An American philanthropist is under fire for flattering comments he made last year in support of Syria's President Bashar al-Assad, which were revealed by emails hacked by the Anonymous collective.

Bobby Sager, chairman of Polaroid and founder of the Sager Family Traveling Foundation and Road Show, wrote to Assad's adviser Bouthaina Shaaban that international media distorted and aggrandised the uprisings in the country and the government's reaction to the events.

"The Syria that I spent last week in does not resemble the sensationalist images that are endlessly played and replayed by the international media,'' he wrote on 25 March, 2011. "Of course there are demonstrations and things that need to be changed, but is the relevant story that thousands of people are demonstrating?"

He continued by saying he felt "privileged" to be able to consider the spin doctor Shaaban and Assad as friends.

"What is important now is for committed friends to be vocal in their support of President Assad's leadership," he said. "I will take my first-hand understanding into the world and argue loudly and convincingly that President Assad, far from being the problem, is actually the most critical part of the solution."

Hundreds of emails from the embattled president's ministerial office were leaked earlier this week by the Anonymous.

The hacktivists stole and published email details from over 78 inboxes belonging to Assad's aides and advisers.

Sager told The Boston Globe this week that the purpose of his trip had been "to see whether I could stimulate positive, constructive change by encouraging Syrian leadership to be open-minded about change.

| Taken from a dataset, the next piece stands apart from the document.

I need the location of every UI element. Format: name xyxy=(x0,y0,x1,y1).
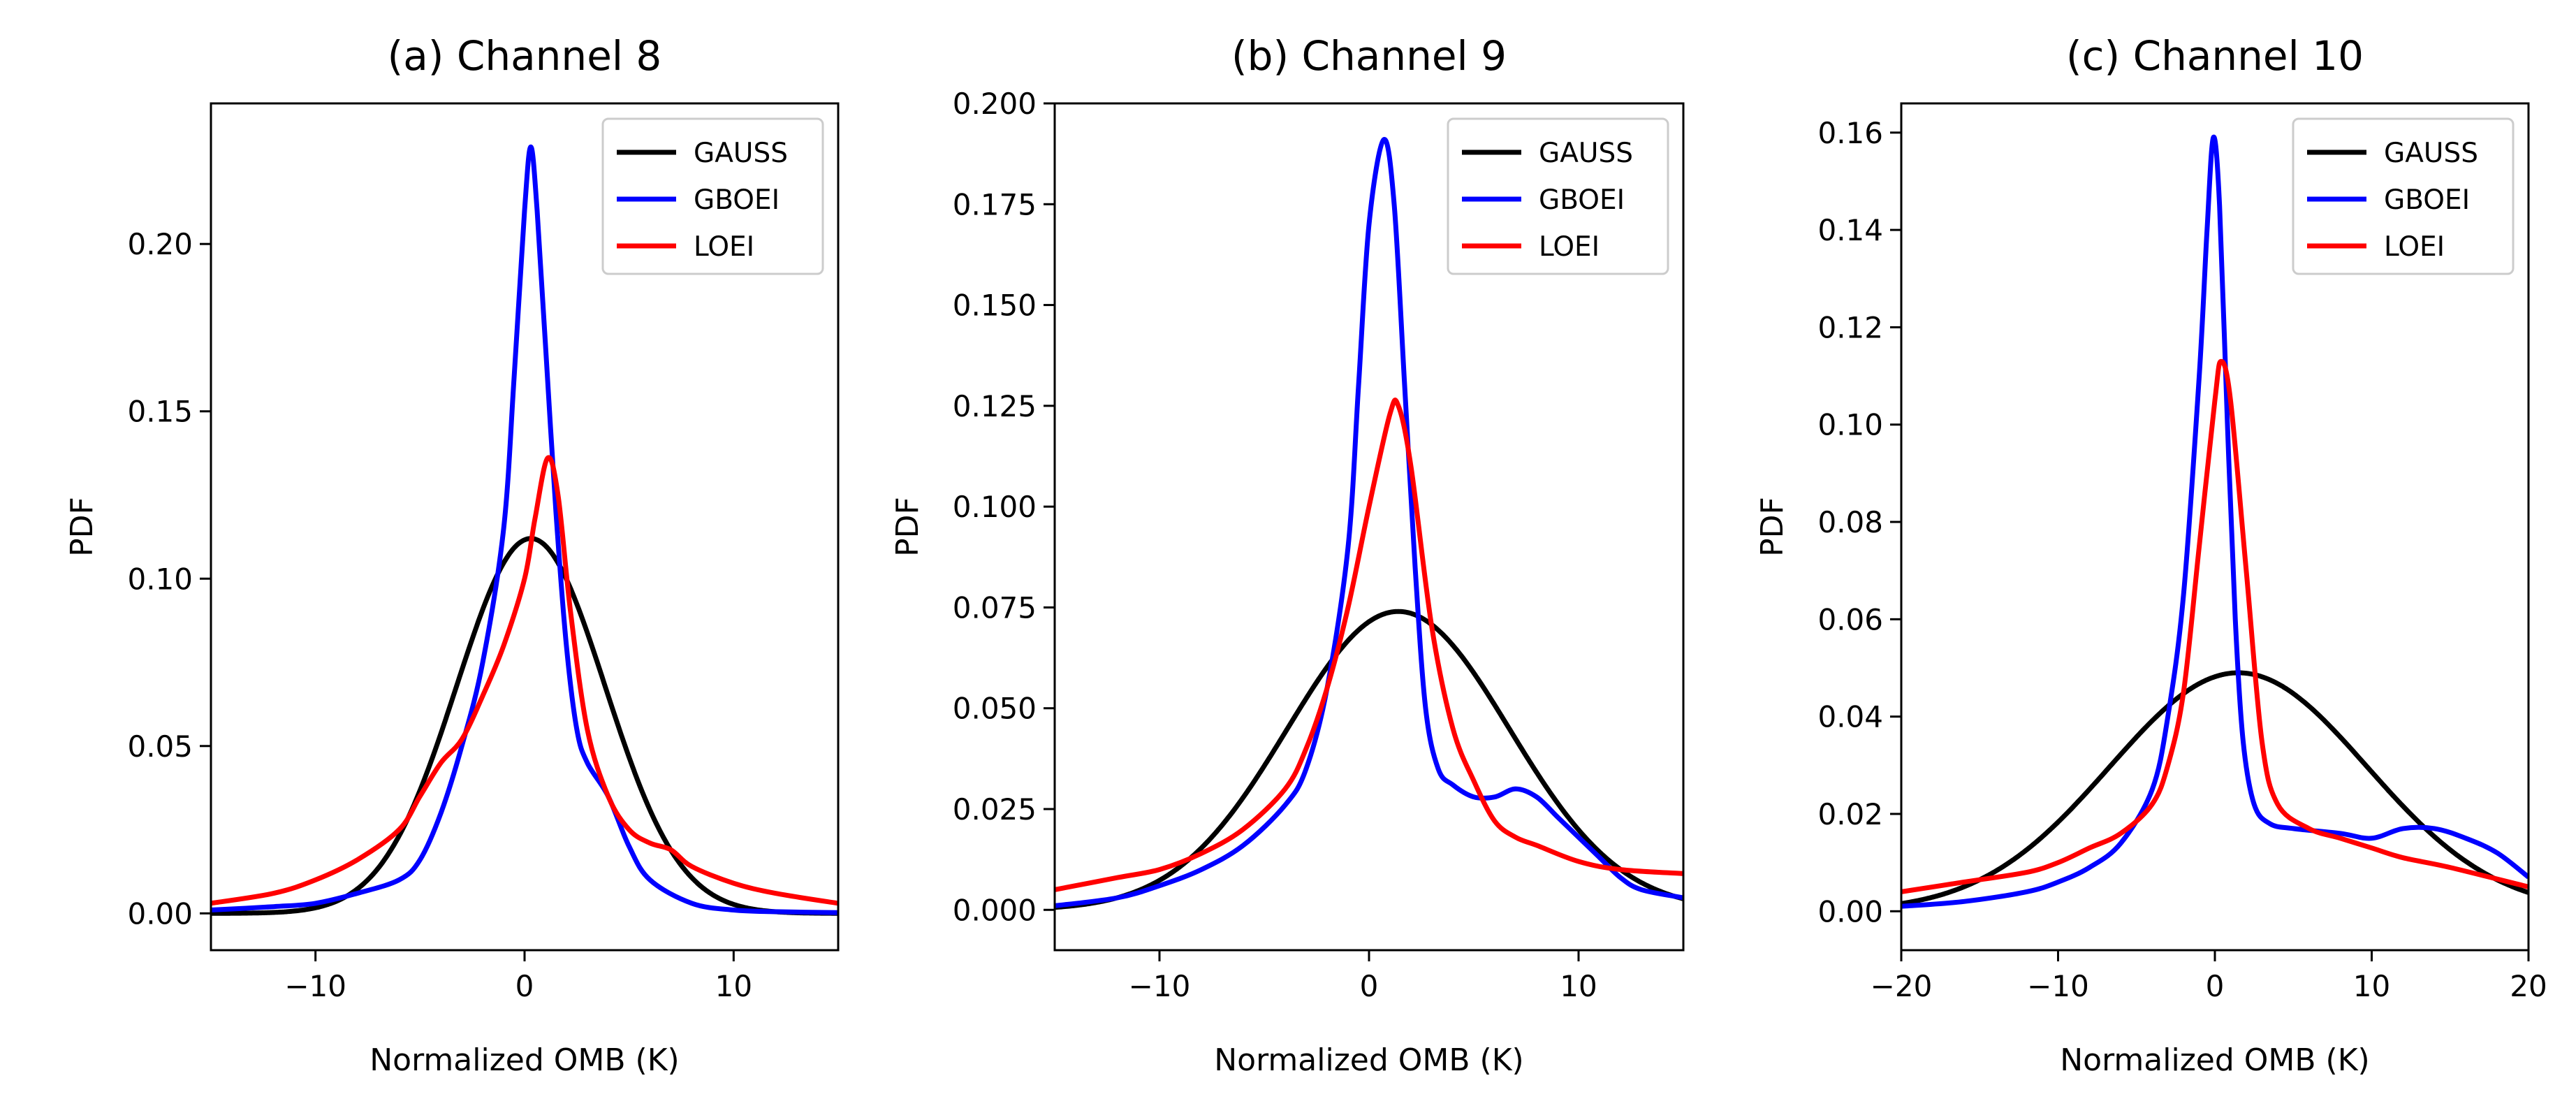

"I am very disappointed to see that such a change has not come and I am greatly saddened to see the escalation in violence in the 11 months since my visit,'' he said. "I have not advocated on behalf of the Syrian government to anyone at any time."

Sager, who made his fortune by turning a small Boston jewellery liquidator into a global financial advisory firm, has created charitable foundations with the Dalai Lama and the musician Sting. He has also set up programs to train female doctors in Afghanistan and arrange microloans for women who survived the genocide in Rwanda to start small businesses, The Boston Globe reported.